When I did my annual reading at Samhain, the Card I drew for the sign of Sagittarius was the 10 of Swords, possibly the least auspicious card in the deck. When I asked “how do I fix this?” I drew the 7 of Cups. The worst possible reading for these cards goes something like, “Your life is falling apart and there’s nothing you can do about it, so just pretend it isn’t happening.” The 10 of Swords also appeared in my annual reading as an underlying theme, and in my last full moon reading as the card for the 9th House.
The 10 of Swords is most often understood as a card about things falling apart. It is a card of death, dismemberment, and betrayal. And endings. Especially endings. Anthony Lewis’ Tarot Plain and Simple offers numerous keywords. First and foremost he describes the 10 of Swords as “Stabbed in the back.” and “The end of a cycle.” But as you dig into the keywords it gets a little more interesting. There are of course the expected tragedies: ruin; failure; defeat; separation; pain. There are also some that are a great deal more helpful to me in the moment: a decisive rupture; a forced change; an emotional cut off; a decision that alters your life; possible travel. His interpretation of the card’s “situation and advise” in in respect to the card is more helpful still: your plans are not working out; you may be feeling emotionally cut off; something has ended that may still concern you; a situation or relationship is coming to its irrevocable end, and you may be feeling on the threshold of depression because of your loss.
Then we get to the fun part. I don’t do reversed cards, but that doesn’t make those potential meanings go away: The worst is over; the end of a cycle and a new beginning. Emerging from a period of emotional turmoil, hurt, and sadness. The worst is over and your problems are beginning to resolve.
And while the Robin Wood deck doesn’t carry the Crowley meanings heavily, I think some of them are good to keep in mind: excessive reliance on the “rational” mind; collapse of unstable ideas and intellectual constructs; destruction of paradigms.
At first glance the 7 of Cups is an odd solution for anything: Lack of focus; a sense of confusion. If I were to choose two words that describe my understanding of this card in the Robin Wood deck it would be “delusion” and “distraction”. But looking deeper, there are some very helpful things going on here: emotion dominating rational thought (a particularly good counter to 10S); altered states; visions; significant dreams; psychic impressions. The card talks about making difficult, even impossible choices. Again, noting the “reversed” meanings: the fog lifts.
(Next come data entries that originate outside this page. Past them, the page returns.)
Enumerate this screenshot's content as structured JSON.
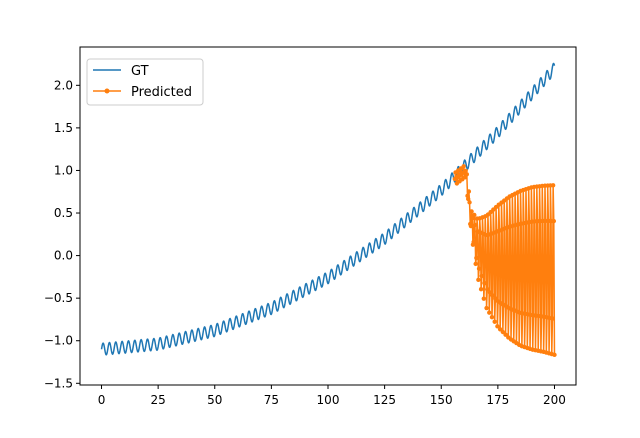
{
  "chart_data": {
    "type": "line",
    "title": "",
    "xlabel": "",
    "ylabel": "",
    "xlim": [
      -9.5,
      209.5
    ],
    "ylim": [
      -1.52,
      2.45
    ],
    "x_ticks": [
      0,
      25,
      50,
      75,
      100,
      125,
      150,
      175,
      200
    ],
    "y_ticks": [
      -1.5,
      -1.0,
      -0.5,
      0.0,
      0.5,
      1.0,
      1.5,
      2.0
    ],
    "x_tick_labels": [
      "0",
      "25",
      "50",
      "75",
      "100",
      "125",
      "150",
      "175",
      "200"
    ],
    "y_tick_labels": [
      "−1.5",
      "−1.0",
      "−0.5",
      "0.0",
      "0.5",
      "1.0",
      "1.5",
      "2.0"
    ],
    "grid": false,
    "legend_position": "top-left",
    "series": [
      {
        "name": "GT",
        "color": "#1f77b4",
        "marker": "none",
        "x_range": [
          0,
          200
        ],
        "trend_points": [
          [
            0,
            -1.1
          ],
          [
            25,
            -1.04
          ],
          [
            50,
            -0.88
          ],
          [
            75,
            -0.62
          ],
          [
            100,
            -0.26
          ],
          [
            125,
            0.2
          ],
          [
            150,
            0.77
          ],
          [
            175,
            1.45
          ],
          [
            200,
            2.2
          ]
        ],
        "oscillation_amplitude": 0.07,
        "oscillation_period": 2.8
      },
      {
        "name": "Predicted",
        "color": "#ff7f0e",
        "marker": "dot",
        "segments": [
          {
            "x_range": [
              156,
              161
            ],
            "trend_points": [
              [
                156,
                0.9
              ],
              [
                161,
                1.0
              ]
            ],
            "oscillation_amplitude": 0.07,
            "oscillation_period": 1.2
          },
          {
            "x_range": [
              161,
              200
            ],
            "lower_envelope": [
              [
                161,
                0.85
              ],
              [
                163,
                0.3
              ],
              [
                166,
                -0.3
              ],
              [
                170,
                -0.7
              ],
              [
                175,
                -0.95
              ],
              [
                180,
                -1.1
              ],
              [
                185,
                -1.2
              ],
              [
                190,
                -1.25
              ],
              [
                195,
                -1.28
              ],
              [
                200,
                -1.32
              ]
            ],
            "upper_envelope": [
              [
                161,
                1.1
              ],
              [
                163,
                0.55
              ],
              [
                166,
                0.48
              ],
              [
                170,
                0.55
              ],
              [
                175,
                0.7
              ],
              [
                180,
                0.82
              ],
              [
                185,
                0.9
              ],
              [
                190,
                0.95
              ],
              [
                195,
                0.97
              ],
              [
                200,
                0.98
              ]
            ],
            "oscillation_period": 1.2
          }
        ]
      }
    ]
  }
}
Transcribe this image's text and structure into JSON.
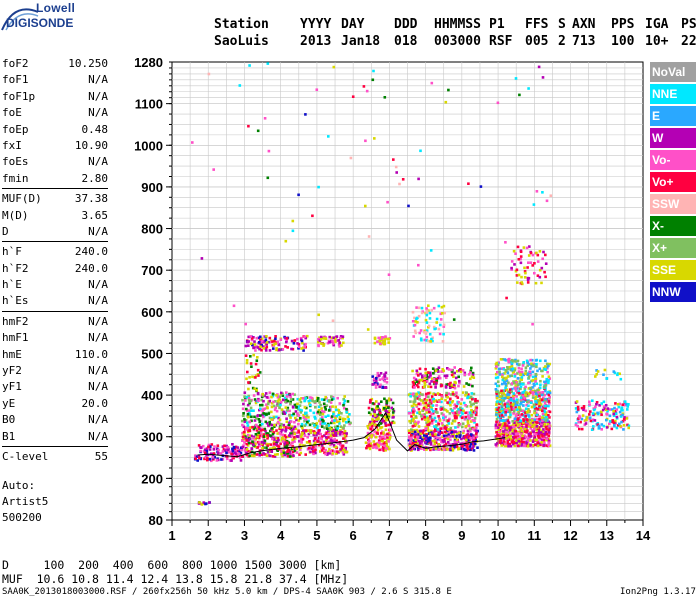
{
  "logo": {
    "line1": "Lowell",
    "line2": "DIGISONDE"
  },
  "header": {
    "row1": [
      "Station",
      "YYYY",
      "DAY",
      "DDD",
      "HHMMSS",
      "P1",
      "FFS",
      "S",
      "AXN",
      "PPS",
      "IGA",
      "PS"
    ],
    "row2": [
      "SaoLuis",
      "2013",
      "Jan18",
      "018",
      "003000",
      "RSF",
      "005",
      "2",
      "713",
      "100",
      "10+",
      "22"
    ]
  },
  "params": [
    {
      "group": [
        [
          "foF2",
          "10.250"
        ],
        [
          "foF1",
          "N/A"
        ],
        [
          "foF1p",
          "N/A"
        ],
        [
          "foE",
          "N/A"
        ],
        [
          "foEp",
          "0.48"
        ],
        [
          "fxI",
          "10.90"
        ],
        [
          "foEs",
          "N/A"
        ],
        [
          "fmin",
          "2.80"
        ]
      ]
    },
    {
      "group": [
        [
          "MUF(D)",
          "37.38"
        ],
        [
          "M(D)",
          "3.65"
        ],
        [
          "D",
          "N/A"
        ]
      ]
    },
    {
      "group": [
        [
          "h`F",
          "240.0"
        ],
        [
          "h`F2",
          "240.0"
        ],
        [
          "h`E",
          "N/A"
        ],
        [
          "h`Es",
          "N/A"
        ]
      ]
    },
    {
      "group": [
        [
          "hmF2",
          "N/A"
        ],
        [
          "hmF1",
          "N/A"
        ],
        [
          "hmE",
          "110.0"
        ],
        [
          "yF2",
          "N/A"
        ],
        [
          "yF1",
          "N/A"
        ],
        [
          "yE",
          "20.0"
        ],
        [
          "B0",
          "N/A"
        ],
        [
          "B1",
          "N/A"
        ]
      ]
    },
    {
      "group": [
        [
          "C-level",
          "55"
        ]
      ]
    }
  ],
  "auto": {
    "line1": "Auto:",
    "line2": "Artist5",
    "line3": "500200"
  },
  "legend": [
    {
      "label": "NoVal",
      "bg": "#a0a0a0",
      "fg": "#ffffff"
    },
    {
      "label": "NNE",
      "bg": "#00e8ff",
      "fg": "#ffffff"
    },
    {
      "label": "E",
      "bg": "#2aa8ff",
      "fg": "#ffffff"
    },
    {
      "label": "W",
      "bg": "#b400b4",
      "fg": "#ffffff"
    },
    {
      "label": "Vo-",
      "bg": "#ff50c8",
      "fg": "#ffffff"
    },
    {
      "label": "Vo+",
      "bg": "#ff0040",
      "fg": "#ffffff"
    },
    {
      "label": "SSW",
      "bg": "#ffb4b4",
      "fg": "#ffffff"
    },
    {
      "label": "X-",
      "bg": "#008000",
      "fg": "#ffffff"
    },
    {
      "label": "X+",
      "bg": "#80c060",
      "fg": "#ffffff"
    },
    {
      "label": "SSE",
      "bg": "#d8d800",
      "fg": "#ffffff"
    },
    {
      "label": "NNW",
      "bg": "#1010c8",
      "fg": "#ffffff"
    }
  ],
  "footer": {
    "d_line": "D     100  200  400  600  800 1000 1500 3000 [km]",
    "muf_line": "MUF  10.6 10.8 11.4 12.4 13.8 15.8 21.8 37.4 [MHz]",
    "file_line": "SAA0K_2013018003000.RSF / 260fx256h 50 kHz 5.0 km / DPS-4 SAA0K 903 / 2.6 S 315.8 E",
    "version": "Ion2Png 1.3.17"
  },
  "chart_data": {
    "type": "scatter",
    "x_ticks": [
      1,
      2,
      3,
      4,
      5,
      6,
      7,
      8,
      9,
      10,
      11,
      12,
      13,
      14
    ],
    "y_ticks": [
      80,
      200,
      300,
      400,
      500,
      600,
      700,
      800,
      900,
      1000,
      1100,
      1280
    ],
    "xlim": [
      1,
      14
    ],
    "ylim": [
      80,
      1280
    ],
    "grid": true,
    "trace_line": {
      "x": [
        1.7,
        2.0,
        2.4,
        2.8,
        3.2,
        3.6,
        4.0,
        4.5,
        5.0,
        5.5,
        6.0,
        6.3,
        6.6,
        6.9,
        7.2,
        7.5,
        7.7,
        8.0,
        8.3,
        8.6,
        9.0,
        9.3,
        9.6,
        9.9,
        10.2
      ],
      "y": [
        256,
        258,
        255,
        252,
        262,
        268,
        272,
        276,
        281,
        286,
        292,
        298,
        318,
        358,
        292,
        266,
        281,
        272,
        276,
        278,
        282,
        288,
        290,
        294,
        298
      ]
    },
    "echo_clusters": [
      {
        "x": [
          1.6,
          2.9
        ],
        "y": [
          245,
          285
        ],
        "n": 130,
        "colors": [
          "#ff0040",
          "#b400b4",
          "#ff50c8",
          "#1010c8"
        ]
      },
      {
        "x": [
          2.9,
          4.4
        ],
        "y": [
          255,
          330
        ],
        "n": 320,
        "colors": [
          "#ff0040",
          "#ff50c8",
          "#b400b4",
          "#008000",
          "#d8d800"
        ]
      },
      {
        "x": [
          2.9,
          4.4
        ],
        "y": [
          330,
          410
        ],
        "n": 220,
        "colors": [
          "#008000",
          "#ff50c8",
          "#80c060",
          "#d8d800",
          "#b400b4",
          "#00e8ff"
        ]
      },
      {
        "x": [
          3.0,
          3.4
        ],
        "y": [
          410,
          500
        ],
        "n": 30,
        "colors": [
          "#008000",
          "#d8d800",
          "#ff0040"
        ]
      },
      {
        "x": [
          4.4,
          5.8
        ],
        "y": [
          260,
          320
        ],
        "n": 220,
        "colors": [
          "#ff0040",
          "#ff50c8",
          "#d8d800",
          "#b400b4"
        ]
      },
      {
        "x": [
          4.4,
          5.9
        ],
        "y": [
          320,
          400
        ],
        "n": 200,
        "colors": [
          "#d8d800",
          "#80c060",
          "#ff50c8",
          "#008000",
          "#00e8ff"
        ]
      },
      {
        "x": [
          6.3,
          7.0
        ],
        "y": [
          270,
          330
        ],
        "n": 120,
        "colors": [
          "#ff0040",
          "#d8d800",
          "#ff50c8"
        ]
      },
      {
        "x": [
          6.4,
          7.1
        ],
        "y": [
          330,
          395
        ],
        "n": 110,
        "colors": [
          "#d8d800",
          "#ff0040",
          "#b400b4",
          "#008000"
        ]
      },
      {
        "x": [
          6.5,
          6.9
        ],
        "y": [
          420,
          460
        ],
        "n": 40,
        "colors": [
          "#b400b4",
          "#1010c8",
          "#ff50c8"
        ]
      },
      {
        "x": [
          7.5,
          9.4
        ],
        "y": [
          270,
          320
        ],
        "n": 380,
        "colors": [
          "#ff0040",
          "#ff50c8",
          "#d8d800",
          "#b400b4",
          "#1010c8"
        ]
      },
      {
        "x": [
          7.5,
          9.4
        ],
        "y": [
          320,
          410
        ],
        "n": 380,
        "colors": [
          "#d8d800",
          "#ff50c8",
          "#00e8ff",
          "#80c060",
          "#ff0040"
        ]
      },
      {
        "x": [
          7.6,
          9.3
        ],
        "y": [
          420,
          470
        ],
        "n": 150,
        "colors": [
          "#b400b4",
          "#d8d800",
          "#ff0040",
          "#ff50c8",
          "#008000"
        ]
      },
      {
        "x": [
          7.6,
          8.5
        ],
        "y": [
          530,
          620
        ],
        "n": 70,
        "colors": [
          "#d8d800",
          "#ffb4b4",
          "#ff50c8",
          "#00e8ff"
        ]
      },
      {
        "x": [
          9.9,
          11.4
        ],
        "y": [
          280,
          340
        ],
        "n": 450,
        "colors": [
          "#ff0040",
          "#ff50c8",
          "#b400b4",
          "#d8d800"
        ]
      },
      {
        "x": [
          9.9,
          11.4
        ],
        "y": [
          340,
          420
        ],
        "n": 420,
        "colors": [
          "#d8d800",
          "#00e8ff",
          "#ff50c8",
          "#80c060",
          "#2aa8ff",
          "#ff0040"
        ]
      },
      {
        "x": [
          9.9,
          11.4
        ],
        "y": [
          420,
          490
        ],
        "n": 220,
        "colors": [
          "#d8d800",
          "#2aa8ff",
          "#00e8ff",
          "#ff50c8",
          "#80c060"
        ]
      },
      {
        "x": [
          10.3,
          11.3
        ],
        "y": [
          670,
          760
        ],
        "n": 60,
        "colors": [
          "#ff50c8",
          "#b400b4",
          "#ff0040",
          "#d8d800"
        ]
      },
      {
        "x": [
          3.0,
          4.7
        ],
        "y": [
          510,
          545
        ],
        "n": 120,
        "colors": [
          "#ff0040",
          "#b400b4",
          "#ff50c8",
          "#1010c8",
          "#d8d800"
        ]
      },
      {
        "x": [
          5.0,
          5.7
        ],
        "y": [
          520,
          545
        ],
        "n": 50,
        "colors": [
          "#b400b4",
          "#d8d800",
          "#ff50c8"
        ]
      },
      {
        "x": [
          6.5,
          7.0
        ],
        "y": [
          525,
          545
        ],
        "n": 30,
        "colors": [
          "#d8d800",
          "#ff50c8"
        ]
      },
      {
        "x": [
          12.1,
          13.6
        ],
        "y": [
          320,
          390
        ],
        "n": 150,
        "colors": [
          "#00e8ff",
          "#2aa8ff",
          "#d8d800",
          "#ff50c8",
          "#ff0040",
          "#b400b4"
        ]
      },
      {
        "x": [
          12.6,
          13.4
        ],
        "y": [
          440,
          465
        ],
        "n": 14,
        "colors": [
          "#00e8ff",
          "#2aa8ff",
          "#d8d800"
        ]
      },
      {
        "x": [
          1.7,
          2.1
        ],
        "y": [
          127,
          138
        ],
        "n": 12,
        "colors": [
          "#1010c8",
          "#d8d800",
          "#b400b4"
        ]
      }
    ],
    "scattered": {
      "x": [
        1.5,
        11.5
      ],
      "y": [
        550,
        1280
      ],
      "n": 70,
      "colors": [
        "#d8d800",
        "#ff50c8",
        "#00e8ff",
        "#b400b4",
        "#1010c8",
        "#008000",
        "#ff0040",
        "#ffb4b4"
      ]
    }
  }
}
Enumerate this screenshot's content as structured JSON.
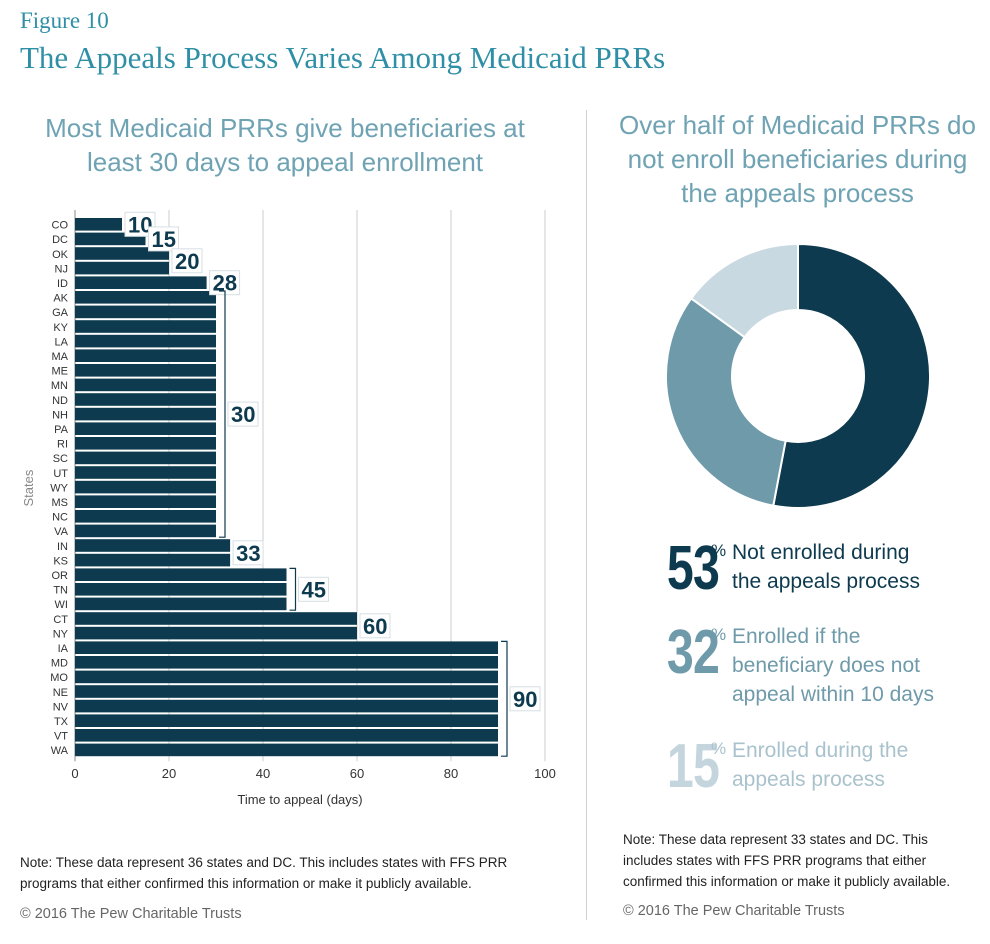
{
  "figure_label": "Figure 10",
  "figure_title": "The Appeals Process Varies Among Medicaid PRRs",
  "left_subtitle": "Most Medicaid PRRs give beneficiaries at least 30 days to appeal enrollment",
  "right_subtitle": "Over half of Medicaid PRRs do not enroll beneficiaries during the appeals process",
  "colors": {
    "title": "#2f8fa6",
    "subtitle": "#6fa3b4",
    "bar": "#0d3a4e",
    "grid": "#cccccc",
    "dark": "#0d3a4e",
    "mid": "#6e9aaa",
    "light": "#c9d9e1"
  },
  "chart_data": [
    {
      "type": "bar",
      "orientation": "horizontal",
      "categories": [
        "CO",
        "DC",
        "OK",
        "NJ",
        "ID",
        "AK",
        "GA",
        "KY",
        "LA",
        "MA",
        "ME",
        "MN",
        "ND",
        "NH",
        "PA",
        "RI",
        "SC",
        "UT",
        "WY",
        "MS",
        "NC",
        "VA",
        "IN",
        "KS",
        "OR",
        "TN",
        "WI",
        "CT",
        "NY",
        "IA",
        "MD",
        "MO",
        "NE",
        "NV",
        "TX",
        "VT",
        "WA"
      ],
      "values": [
        10,
        15,
        20,
        20,
        28,
        30,
        30,
        30,
        30,
        30,
        30,
        30,
        30,
        30,
        30,
        30,
        30,
        30,
        30,
        30,
        30,
        30,
        33,
        33,
        45,
        45,
        45,
        60,
        60,
        90,
        90,
        90,
        90,
        90,
        90,
        90,
        90
      ],
      "xlabel": "Time to appeal (days)",
      "ylabel": "States",
      "xlim": [
        0,
        100
      ],
      "xticks": [
        "0",
        "20",
        "40",
        "60",
        "80",
        "100"
      ],
      "grid": true,
      "annotations": [
        {
          "label": "10",
          "value": 10,
          "rows": [
            "CO",
            "CO"
          ]
        },
        {
          "label": "15",
          "value": 15,
          "rows": [
            "DC",
            "DC"
          ]
        },
        {
          "label": "20",
          "value": 20,
          "rows": [
            "OK",
            "NJ"
          ]
        },
        {
          "label": "28",
          "value": 28,
          "rows": [
            "ID",
            "ID"
          ]
        },
        {
          "label": "30",
          "value": 30,
          "rows": [
            "AK",
            "VA"
          ]
        },
        {
          "label": "33",
          "value": 33,
          "rows": [
            "IN",
            "KS"
          ]
        },
        {
          "label": "45",
          "value": 45,
          "rows": [
            "OR",
            "WI"
          ]
        },
        {
          "label": "60",
          "value": 60,
          "rows": [
            "CT",
            "NY"
          ]
        },
        {
          "label": "90",
          "value": 90,
          "rows": [
            "IA",
            "WA"
          ]
        }
      ]
    },
    {
      "type": "pie",
      "donut": true,
      "slices": [
        {
          "label": "Not enrolled during the appeals process",
          "value": 53,
          "color": "#0d3a4e"
        },
        {
          "label": "Enrolled if the beneficiary does not appeal within 10 days",
          "value": 32,
          "color": "#6e9aaa"
        },
        {
          "label": "Enrolled during the appeals process",
          "value": 15,
          "color": "#c9d9e1"
        }
      ]
    }
  ],
  "stats": [
    {
      "num": "53",
      "pct": "%",
      "line1": "Not enrolled during",
      "line2": "the appeals process",
      "line3": ""
    },
    {
      "num": "32",
      "pct": "%",
      "line1": "Enrolled if the",
      "line2": "beneficiary does not",
      "line3": "appeal within 10 days"
    },
    {
      "num": "15",
      "pct": "%",
      "line1": "Enrolled during the",
      "line2": "appeals process",
      "line3": ""
    }
  ],
  "left_note": {
    "line1": "Note: These data represent 36 states and DC. This includes states with FFS PRR",
    "line2": "programs that either confirmed this information or make it publicly available."
  },
  "right_note": {
    "line1": "Note: These data represent 33 states and DC. This",
    "line2": "includes states with FFS PRR programs that either",
    "line3": "confirmed this information or make it publicly available."
  },
  "copyright_left": "© 2016 The Pew Charitable Trusts",
  "copyright_right": "© 2016 The Pew Charitable Trusts"
}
So I think I understand my 10 of Swords. My struggles with my ceremonial experiment have definitely been a major factor so far this “month”, and with my recent decision to slow that down and consolidate what I’ve already learned, I expect they will continue to do so—for the rest of the month, even the rest of the year. I have also become disenchanted with the roadmap I originally chose for that program of study. So we see the sudden stop, and particularly see the meaning of the 10S in my 9th House at the moon and (possibly) as an underlying theme for the year. I’ve also been trapped in the overly-cerebral world of academia-as-the-semester-ends, leaving my creative mind battered and neglected. And there are definitely some decisions that I’ve been putting off to the point where those decisions might just be made for me.
The 7 of Cups is a solid solution for many of these problems: magic, particularly dreams and visionary work. And I need to figure out what, exactly, it is that I want, and put that decision into action before it’s too late.